FDA Law Alert: Issue #2

August 7, 2019

Hyman, Phelps & McNamara, P.C. is pleased to publish this second issue of the FDA Law Alert, a newsletter highlighting key postings from our nationally acclaimed FDA Law Blog.  Please subscribe to the FDA Law Blog to receive contemporaneous posts on government regulatory and enforcement activities affecting the broad cross-section of FDA-regulated industry.   As the largest dedicated FDA law firm, we are happy to help you or your clients navigate the nuances of the laws and regulations affecting the industry.

Cross-Cutting Issues

  • Disclosure of Confidential Information
    • A recent Supreme Court decision lowers the standard for the government to withhold from disclosure confidential commercial or financial information it receives from regulated industry.  In their post, Anne Walsh and Ricardo Carvajal describe the impact that the Court decision will have on FDA-regulated entities who routinely submit this type of information to FDA.
  • Enforcement Discretion
    • Douglas Farquhar discusses FDA’s power to exercise enforcement discretion.  His post focuses on a recent court decision holding that FDA cannot delay or relax enforcement requirements mandated by the Tobacco Control Act, and must require manufacturers of tobacco and other nicotine products to submit applications to market those products.


  • Drug Development
    • In this post by Frank Sasinowski and James Valentine, they highlight the approval of the first systemically administered somatic gene replacement therapy. The approval of Avexis’s Zolgensma (onasemnogene abeparvovec-xioi), for treatment of spinal muscular atrophy (SMA), is a milestone for personalized medicine that targets the root causes of genetic diseases using gene replacement.
  • Biosimilars
    • FDA finalized its guidance to assist biosimilar manufacturers to demonstrate interchangeability with a reference product.  Sara Koblitz writes about activities since the draft guidance was issued in 2017 and the potential impact the final guidance will have on drug manufacturers seeking to establish interchangeability.


  • PMA Panels
    • Jeff Gibbs and McKenzie Cato take a close look at the relationship between the outcomes of FDA advisory panels to review pre-market applications (PMAs) and the ultimate outcomes and time to resolution of PMAs.  Their post discusses why the relationship may not be clear cut.
  • Unique Device Identification (UDI)
    • FDA finalized its guidance for industry on UDI labeling requirements applicable to convenience kits (two or more medical devices packaged together for the convenience of the user).  Rachael Hunt compares the draft guidance with the final version and describes scenarios to illustrate its application.
  • Off-Label Promotion and Reporting Violations
    • Anne K. Walsh and Adrienne Lenz describe the woes of a device manufacturer held accountable for civil and criminal violations related to its wound dressing product.  Not only does this case highlight the steep penalties associated with reporting violations — a $3 million criminal fine in this case – but it also shows that off-label promotion remains a targeted area of interest for the government.


  • 180-Day Exclusivity
    • Kurt R. Karst continues his coverage of the BLOCKING Act, legislation that could make 180-day exclusivity eligibility unpredictable for ANDA applicants.  In this latest post, Karst details two alternative versions of the bill that could maintain the 180-day incentive, but would address FDA’s concerns about competition and pricing for drugs.


  • Fraud and Abuse
    • In response to objections that the restrictions were too prohibitive, New Jersey amended its rules regarding the acceptance of remuneration by prescribers from pharmaceutical manufacturers.  Alan Kirschenbaum summarizes the significant changes from the original rule in his post.

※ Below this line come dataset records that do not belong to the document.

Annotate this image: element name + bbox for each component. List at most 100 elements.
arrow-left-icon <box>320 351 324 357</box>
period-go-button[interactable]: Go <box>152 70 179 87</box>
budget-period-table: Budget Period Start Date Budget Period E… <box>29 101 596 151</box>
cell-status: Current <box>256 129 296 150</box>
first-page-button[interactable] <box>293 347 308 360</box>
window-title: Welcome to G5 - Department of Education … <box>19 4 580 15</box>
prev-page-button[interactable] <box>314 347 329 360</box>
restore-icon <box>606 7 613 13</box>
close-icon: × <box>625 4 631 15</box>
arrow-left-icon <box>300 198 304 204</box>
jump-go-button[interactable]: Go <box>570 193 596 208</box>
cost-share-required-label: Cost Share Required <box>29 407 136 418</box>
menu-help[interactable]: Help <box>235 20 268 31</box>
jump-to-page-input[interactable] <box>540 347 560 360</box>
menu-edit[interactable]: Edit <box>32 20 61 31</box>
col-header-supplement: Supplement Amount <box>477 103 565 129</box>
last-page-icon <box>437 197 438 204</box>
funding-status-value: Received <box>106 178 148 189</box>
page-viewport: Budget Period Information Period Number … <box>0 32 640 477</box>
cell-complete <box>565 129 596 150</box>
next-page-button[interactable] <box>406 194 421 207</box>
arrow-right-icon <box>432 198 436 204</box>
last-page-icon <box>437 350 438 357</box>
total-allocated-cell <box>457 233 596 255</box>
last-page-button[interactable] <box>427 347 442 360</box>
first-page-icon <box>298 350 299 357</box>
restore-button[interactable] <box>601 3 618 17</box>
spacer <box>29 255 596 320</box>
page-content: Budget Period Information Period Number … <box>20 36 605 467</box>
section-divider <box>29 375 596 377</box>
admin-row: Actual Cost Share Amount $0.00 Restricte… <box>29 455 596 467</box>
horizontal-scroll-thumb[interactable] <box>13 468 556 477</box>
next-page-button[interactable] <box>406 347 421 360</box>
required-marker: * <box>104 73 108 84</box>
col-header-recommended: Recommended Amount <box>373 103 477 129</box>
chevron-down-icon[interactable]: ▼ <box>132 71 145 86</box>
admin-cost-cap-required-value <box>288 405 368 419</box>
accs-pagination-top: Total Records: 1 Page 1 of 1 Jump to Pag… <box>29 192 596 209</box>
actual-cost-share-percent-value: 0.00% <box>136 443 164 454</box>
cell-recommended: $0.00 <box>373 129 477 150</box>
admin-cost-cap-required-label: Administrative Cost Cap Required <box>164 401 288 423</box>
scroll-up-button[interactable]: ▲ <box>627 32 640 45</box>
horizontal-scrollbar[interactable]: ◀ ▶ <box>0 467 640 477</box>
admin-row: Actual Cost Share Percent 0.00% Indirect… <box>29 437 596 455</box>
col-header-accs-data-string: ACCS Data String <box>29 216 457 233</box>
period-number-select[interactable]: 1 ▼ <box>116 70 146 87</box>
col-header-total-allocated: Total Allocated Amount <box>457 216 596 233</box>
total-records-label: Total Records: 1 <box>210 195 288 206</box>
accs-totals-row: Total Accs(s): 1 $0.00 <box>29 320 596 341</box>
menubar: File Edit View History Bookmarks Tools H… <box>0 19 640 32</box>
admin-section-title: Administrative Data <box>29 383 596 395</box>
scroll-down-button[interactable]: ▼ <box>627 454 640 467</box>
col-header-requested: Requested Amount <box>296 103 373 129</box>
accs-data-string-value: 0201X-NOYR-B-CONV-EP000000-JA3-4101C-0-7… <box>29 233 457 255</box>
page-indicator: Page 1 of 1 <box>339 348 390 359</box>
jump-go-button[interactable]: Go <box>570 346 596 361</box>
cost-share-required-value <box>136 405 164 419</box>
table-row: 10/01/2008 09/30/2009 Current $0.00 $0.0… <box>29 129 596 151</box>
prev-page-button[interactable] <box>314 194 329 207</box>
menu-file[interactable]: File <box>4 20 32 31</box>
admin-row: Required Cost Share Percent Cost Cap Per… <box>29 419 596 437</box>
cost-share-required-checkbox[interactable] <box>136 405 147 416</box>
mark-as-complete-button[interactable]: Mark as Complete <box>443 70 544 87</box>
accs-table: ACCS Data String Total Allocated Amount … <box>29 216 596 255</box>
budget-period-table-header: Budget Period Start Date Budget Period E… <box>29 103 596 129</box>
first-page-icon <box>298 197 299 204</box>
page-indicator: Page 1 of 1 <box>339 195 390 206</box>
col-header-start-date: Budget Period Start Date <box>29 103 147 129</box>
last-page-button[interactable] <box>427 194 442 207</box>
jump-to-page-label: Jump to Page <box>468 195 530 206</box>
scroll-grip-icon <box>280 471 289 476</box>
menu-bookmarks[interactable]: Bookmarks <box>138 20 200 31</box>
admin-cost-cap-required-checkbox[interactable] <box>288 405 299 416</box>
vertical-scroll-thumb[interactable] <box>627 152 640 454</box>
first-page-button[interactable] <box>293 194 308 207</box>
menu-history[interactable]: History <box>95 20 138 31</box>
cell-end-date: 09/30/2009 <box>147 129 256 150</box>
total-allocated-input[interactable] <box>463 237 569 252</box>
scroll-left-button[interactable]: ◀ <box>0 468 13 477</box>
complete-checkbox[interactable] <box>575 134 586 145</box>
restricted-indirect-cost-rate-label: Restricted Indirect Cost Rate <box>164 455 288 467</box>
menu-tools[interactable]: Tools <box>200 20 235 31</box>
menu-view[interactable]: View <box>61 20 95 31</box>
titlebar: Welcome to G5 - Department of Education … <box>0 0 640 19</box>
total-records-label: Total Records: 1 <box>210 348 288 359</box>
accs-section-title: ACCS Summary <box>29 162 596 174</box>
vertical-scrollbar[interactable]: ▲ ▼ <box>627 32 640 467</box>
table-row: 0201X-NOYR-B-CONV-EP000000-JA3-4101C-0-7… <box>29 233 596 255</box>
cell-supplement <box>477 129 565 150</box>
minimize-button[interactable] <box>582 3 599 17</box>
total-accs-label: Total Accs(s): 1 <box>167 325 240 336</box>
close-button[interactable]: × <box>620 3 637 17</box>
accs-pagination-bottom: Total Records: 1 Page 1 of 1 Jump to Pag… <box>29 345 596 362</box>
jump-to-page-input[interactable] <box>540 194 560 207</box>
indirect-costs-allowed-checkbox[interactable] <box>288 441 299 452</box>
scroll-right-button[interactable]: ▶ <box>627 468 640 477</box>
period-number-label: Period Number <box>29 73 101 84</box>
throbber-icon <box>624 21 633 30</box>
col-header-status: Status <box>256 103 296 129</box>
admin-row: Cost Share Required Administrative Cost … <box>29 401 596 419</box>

Foods and Dietary Supplements

  • Product Labels
    • Riёtte van Laack writes in her post about FDA’s letter to industry supporting the inclusion of a “Best if Used by” statement on food products, but notes that FDA cannot enforce this requirement on foods.
  • DMHA Regulation
    • Hi-Tech Pharmaceuticals, Inc. recently sued FDA to stop enforcement activities around DMHA-containing products, arguing FDA has not undergone formal rulemaking as required by the Administrative Procedure Act.  Ricardo Carvajal and JP Ellison are following this litigation here.

DEA and Cannabis

  • Medical Cannabis  
    • John Gilbert and Larry Houck describe proposed legislation that would compel DEA to issue more marijuana manufacturer registrations for research.  Their post walks through federal regulation of studies involving the potential medical utility of marijuana and the current requirements for these manufacturers.